Lives Lived and Lives Lost - Portsmouth and the Great War

In 1874 William Harold's father Charles married Harriett Bridle Follett in Bridport, Dorset where both of them had been born in 1855. At the time Charles was probably already a seaman and though there's no clear evidence to show whether this was with the Merchant or Royal Navy it was probably the latter as he and Harriett had moved to Portsmouth by 1878.
The 1881 census shows Charles and Harriett at 21 Railway View, Fratton with three children, Ada, Frederick and Charles who had been born in 1875, 1878 and 1880 respectively. By 1891 they had moved round the corner to 12 Holloway Street and three more children had been born, Beatrice (in 1884), Arthur (in 1886) and Harriett (in 1889). By the time of the 1901 census Charles had left the navy and taken a job as a stoker at Gunwharf, the family had moved to 6 Telephone Road, off Fawcett Road, in Southsea and two further children had been born, William Harold (in 1893) and Violet (in 1906).

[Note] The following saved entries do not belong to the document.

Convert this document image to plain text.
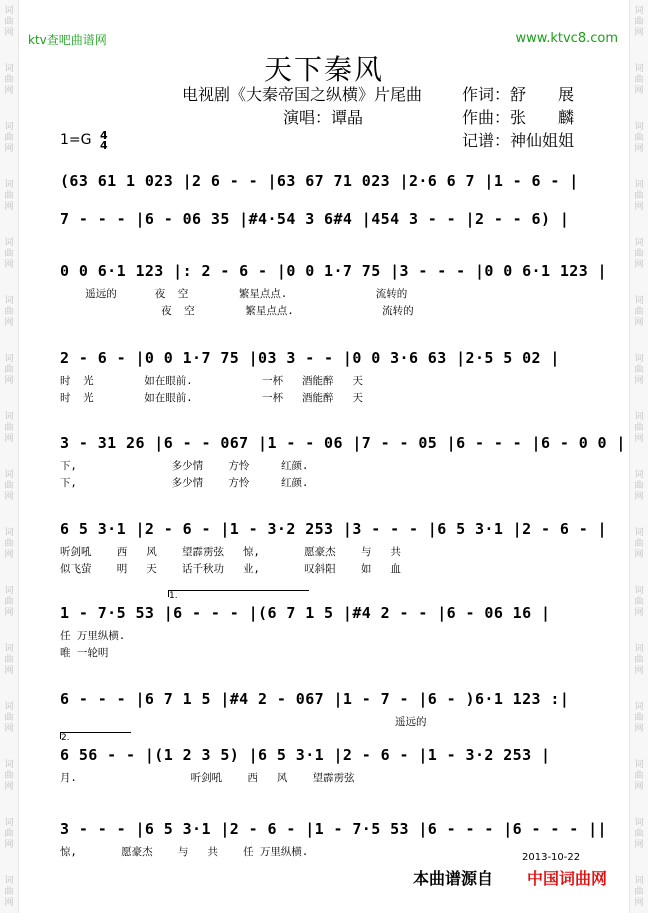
词
曲
网
词
曲
网
词
曲
网
词
曲
网
词
曲
网
词
曲
网
词
曲
网
词
曲
网
词
曲
网
词
曲
网
词
曲
网
词
曲
网
词
曲
网
词
曲
网
词
曲
网
词
曲
网
词
曲
网
词
曲
网
词
曲
网
词
曲
网
词
曲
网
词
曲
网
词
曲
网
词
曲
网
词
曲
网
词
曲
网
词
曲
网
词
曲
网
词
曲
网
词
曲
网
词
曲
网
词
曲
网
ktv查吧曲谱网	www.ktvc8.com
天下秦风
电视剧《大秦帝国之纵横》片尾曲 作词：舒　　展
演唱：谭晶	作曲：张　　麟
记谱：神仙姐姐
1=G 4
4
(63 61 1 023 |2 6 - - |63 67 71 023 |2·6 6 7 |1 - 6 - |
7 - - - |6 - 06 35 |#4·54 3 6#4 |454 3 - - |2 - - 6) |
0 0 6·1 123 |: 2 - 6 - |0 0 1·7 75 |3 - - - |0 0 6·1 123 |
遥远的      夜  空        繁星点点.              流转的
夜  空        繁星点点.              流转的
2 - 6 - |0 0 1·7 75 |03 3 - - |0 0 3·6 63 |2·5 5 02 |
时  光        如在眼前.           一杯   酒能醉   天
时  光        如在眼前.           一杯   酒能醉   天
3 - 31 26 |6 - - 067 |1 - - 06 |7 - - 05 |6 - - - |6 - 0 0 |
下,               多少情    方怜     红颜.
下,               多少情    方怜     红颜.
6 5 3·1 |2 - 6 - |1 - 3·2 253 |3 - - - |6 5 3·1 |2 - 6 - |
听剑吼    西   风    望霹雳弦   惊,       愿豪杰    与   共
似飞萤    明   天    话千秋功   业,       叹斜阳    如   血
1 - 7·5 53 |6 - - - |(6 7 1 5 |#4 2 - - |6 - 06 16 |
1.
任 万里纵横.
唯 一轮明
6 - - - |6 7 1 5 |#4 2 - 067 |1 - 7 - |6 - )6·1 123 :|
遥远的
6 56 - - |(1 2 3 5) |6 5 3·1 |2 - 6 - |1 - 3·2 253 |
2.
月.                  听剑吼    西   风    望霹雳弦
3 - - - |6 5 3·1 |2 - 6 - |1 - 7·5 53 |6 - - - |6 - - - ||
惊,       愿豪杰    与   共    任 万里纵横.	2013-10-22
本曲谱源自 中国词曲网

At the outbreak of the Great War William Harold was already in the Royal Marine Artillery and had been since at least 1911. In 1916 he was a gunner aboard HMS Lion when on 31st May the ship took part in the Battle of Jutland as Vice Admiral Beatty's flagship. The Lion suffered a serious fire which could have destroyed the ship had it not been for the bravery of turret commander Royal Marine Major Francis Harvey who ordered the magazine flooded, for which he received a posthumous Victoria Cross. It seems probable that Gunner William Froome lost his life in the same incident.
The Commonwealth War Graves Commission (CWGC) lists William Harold Froome, Gunner, Royal Marine Artillery, HMS Lion, died, 31/05/1916. Commemorated on the Portsmouth Naval Memorial, (Panel 21). Son of Charles and Mrs. H. B. Froome, of Portsmouth.
William Froome was also commemorated on the former WW1 Memorial at St. Matthew's Church, the WW1 Memorial Panel at the Royal Marines Museum (as Froome WF) and on the Cenotaph, Guildhall Square, Portsmouth. He is not listed in "The National Roll of the Great War", Section X.